Alexander Martin, Friedrich-Alexander Universität Erlangen-Nürnberg
"Mixed Integer Optimization Problems on Networks with PDE Constraints"
Motivated by challenging questions in the transformation and control of our energy system, we study mixed integer optimization problems on networks with PDE constraints. Control decisions are typically modeled by integer optimization methods, while the physical behavior of water, gas and hydrogen is represented in a continuous nonlinear way, e.g. by partial differential equations (PDEs). The topic of this talk is to discuss mathematical approaches and insights for the efficient coupling of integer and continuous nonlinear optimization in this context. We will also demonstrate the numerical success using examples from gas network optimization within the framework of the SFB/TR 154.
Rahul Pandharipande, ETH Zürich
"A tour of the geometry of points in affine space"

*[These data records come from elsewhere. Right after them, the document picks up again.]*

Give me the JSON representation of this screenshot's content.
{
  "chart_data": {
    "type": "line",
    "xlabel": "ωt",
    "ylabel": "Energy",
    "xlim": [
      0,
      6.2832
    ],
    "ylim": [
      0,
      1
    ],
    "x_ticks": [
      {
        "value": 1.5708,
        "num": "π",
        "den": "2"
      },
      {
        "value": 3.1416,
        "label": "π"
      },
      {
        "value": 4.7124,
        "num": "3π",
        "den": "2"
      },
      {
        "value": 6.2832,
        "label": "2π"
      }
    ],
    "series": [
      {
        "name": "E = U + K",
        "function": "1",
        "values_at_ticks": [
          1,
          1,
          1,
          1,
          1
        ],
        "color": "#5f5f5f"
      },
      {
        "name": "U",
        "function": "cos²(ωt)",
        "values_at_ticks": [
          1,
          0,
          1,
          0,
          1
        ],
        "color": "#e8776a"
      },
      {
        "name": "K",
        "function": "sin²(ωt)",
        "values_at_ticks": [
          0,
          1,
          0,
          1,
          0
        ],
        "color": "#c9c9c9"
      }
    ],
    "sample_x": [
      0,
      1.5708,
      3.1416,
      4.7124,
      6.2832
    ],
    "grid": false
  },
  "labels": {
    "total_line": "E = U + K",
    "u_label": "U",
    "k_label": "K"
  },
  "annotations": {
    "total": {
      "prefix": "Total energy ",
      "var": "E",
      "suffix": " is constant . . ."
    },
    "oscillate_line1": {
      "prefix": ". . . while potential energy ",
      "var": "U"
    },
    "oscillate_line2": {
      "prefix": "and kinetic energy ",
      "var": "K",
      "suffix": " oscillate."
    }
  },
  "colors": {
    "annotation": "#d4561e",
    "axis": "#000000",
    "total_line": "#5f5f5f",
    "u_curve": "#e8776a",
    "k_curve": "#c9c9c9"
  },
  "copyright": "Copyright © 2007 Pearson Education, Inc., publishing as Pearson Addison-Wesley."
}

The study of the space of d distinct and unordered points in Cn is fundamental from several perspectives. In algebraic geometry, the space sits naturally inside the Hilbert scheme of d points – which captures information about the collisions of points. I will explain the remarkable structure of the Hilbert scheme in low dimensional cases (concentrating on n ≤ 3). The geometry is related to many different streams in mathematics: combinatorics, representation theory, knot theory, and gauge theory to name a few. My goal is to present a landscape of connections, known results, and open questions.
Oscar Randal-Williams, University of Cambridge
"Homeomorphisms of Euclidean space"
The topological group of homeomorphisms of d-dimensional Euclidean space is a basic object in geometric topology, closely related to understanding the difference between diffeomorphisms and homeomorphisms of all d-dimensional manifolds (except when d=4). I will explain some methods that have been used for studying the algebraic topology of this group, and report on a recently obtained conjectural picture of it.
Bernhard Schölkopf, Max Planck Institute for Intelligent Systems Tübingen
"Intelligent system: symbolic, statistical, and causal"
We describe basic ideas underlying research to build and understand artificially intelligent systems: from symbolic approaches via statistical learning to interventional models relying on concepts of causality. Some of the hard open problems of machine learning and AI are intrinsically related to causality, and progress may require advances in our understanding of how to model and infer causality from data.
The plenary lectures will take place in the main lecture hall (B.001) of the Department of Chemistry in Arnimallee 22.